Psychotherapy is not just for those with serious mental illness: Many people need help with issues that are interfering with life’s activities. “Often, the people I see are having trouble with a relationship—a marriage or partnership, with children, with a boss, with a landlord,” says psychotherapist Bob Hausman, MA, director of the Woodstock Therapy Center and current president of the Hudson Valley Guild of Mental Health Professionals. Other reasons to seek psychotherapy include depression or anxiety (from mild to severe), phobias, trauma and PTSD (post-traumatic stress disorder), dealing with a change in family structure, problems at school or work, or conflict among peers.

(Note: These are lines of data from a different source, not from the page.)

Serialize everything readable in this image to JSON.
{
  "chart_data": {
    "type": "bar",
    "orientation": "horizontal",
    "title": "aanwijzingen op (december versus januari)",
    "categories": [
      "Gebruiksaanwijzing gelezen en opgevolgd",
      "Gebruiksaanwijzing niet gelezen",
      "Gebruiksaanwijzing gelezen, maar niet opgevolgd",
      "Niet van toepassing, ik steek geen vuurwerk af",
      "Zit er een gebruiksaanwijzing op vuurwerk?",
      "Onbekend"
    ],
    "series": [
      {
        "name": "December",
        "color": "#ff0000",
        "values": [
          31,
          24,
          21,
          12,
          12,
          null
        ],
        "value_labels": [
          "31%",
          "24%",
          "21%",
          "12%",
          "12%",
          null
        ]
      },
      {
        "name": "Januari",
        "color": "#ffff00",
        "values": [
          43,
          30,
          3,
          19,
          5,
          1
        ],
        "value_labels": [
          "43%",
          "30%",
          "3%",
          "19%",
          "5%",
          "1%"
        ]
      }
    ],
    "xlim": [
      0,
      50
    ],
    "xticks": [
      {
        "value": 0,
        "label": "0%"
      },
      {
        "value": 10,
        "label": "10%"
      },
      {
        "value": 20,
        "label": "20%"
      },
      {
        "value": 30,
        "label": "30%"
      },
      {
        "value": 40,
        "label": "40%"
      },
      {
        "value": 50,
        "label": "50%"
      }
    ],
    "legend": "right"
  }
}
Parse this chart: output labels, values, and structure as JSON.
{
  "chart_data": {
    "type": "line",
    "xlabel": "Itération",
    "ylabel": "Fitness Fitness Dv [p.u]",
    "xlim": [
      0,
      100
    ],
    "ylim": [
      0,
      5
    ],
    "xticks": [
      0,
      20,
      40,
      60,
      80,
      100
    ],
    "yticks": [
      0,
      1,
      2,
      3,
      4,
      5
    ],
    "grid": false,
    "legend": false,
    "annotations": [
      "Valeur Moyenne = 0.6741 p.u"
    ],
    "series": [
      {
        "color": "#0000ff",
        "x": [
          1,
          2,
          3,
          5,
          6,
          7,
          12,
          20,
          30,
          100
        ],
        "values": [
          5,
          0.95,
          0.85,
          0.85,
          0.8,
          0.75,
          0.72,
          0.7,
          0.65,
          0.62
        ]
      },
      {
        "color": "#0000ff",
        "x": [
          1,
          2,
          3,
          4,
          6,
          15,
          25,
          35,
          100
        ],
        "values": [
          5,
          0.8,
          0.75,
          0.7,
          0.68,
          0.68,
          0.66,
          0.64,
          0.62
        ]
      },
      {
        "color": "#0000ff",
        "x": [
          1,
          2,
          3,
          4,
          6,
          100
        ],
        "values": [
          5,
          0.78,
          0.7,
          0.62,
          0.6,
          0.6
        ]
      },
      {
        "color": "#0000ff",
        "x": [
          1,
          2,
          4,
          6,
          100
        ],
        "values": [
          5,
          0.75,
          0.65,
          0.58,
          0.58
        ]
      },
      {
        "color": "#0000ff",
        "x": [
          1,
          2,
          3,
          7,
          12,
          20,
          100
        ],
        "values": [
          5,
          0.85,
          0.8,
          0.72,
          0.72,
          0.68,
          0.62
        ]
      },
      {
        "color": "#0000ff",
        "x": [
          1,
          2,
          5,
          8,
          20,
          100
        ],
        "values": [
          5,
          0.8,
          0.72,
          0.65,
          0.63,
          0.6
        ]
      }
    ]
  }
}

Increasingly, people also want help feeling fulfilled: to find balance among the demands and desires of life, to gain a deeper understanding of themselves, to empower and enrich their dreams. It may be distress that initially leads them to a first appointment, but the discovery process from then on is often life changing.


Foundations and Diversity

A basic definition of psychotherapy, Hausman offers, is “a conversation between two people that is about one of them, the client. This is distinguished from a friendship, where presumably there is a reciprocal caring and balanced sharing. Having said that, from my point of view and that of many other therapists, the curative or ameliorative aspect of what happens is about the relationship between client and therapist.”

Hausman cites a famous phrase of eminent psychologist Carl Rogers, whose perspective and research underlie the approach of many psychotherapists today: “The therapist has unconditional positive regard for the client.”  That manifests as a nonjudgmental and supportive presence from the therapist. “In that sense the helping part of it is about readjusting the client’s perception of themselves,” says Hausman, “which is a much more active approach and a major step forward from Freudian analysis, in which the analyst was supposed to be pretty much a blank screen and mostly listening.”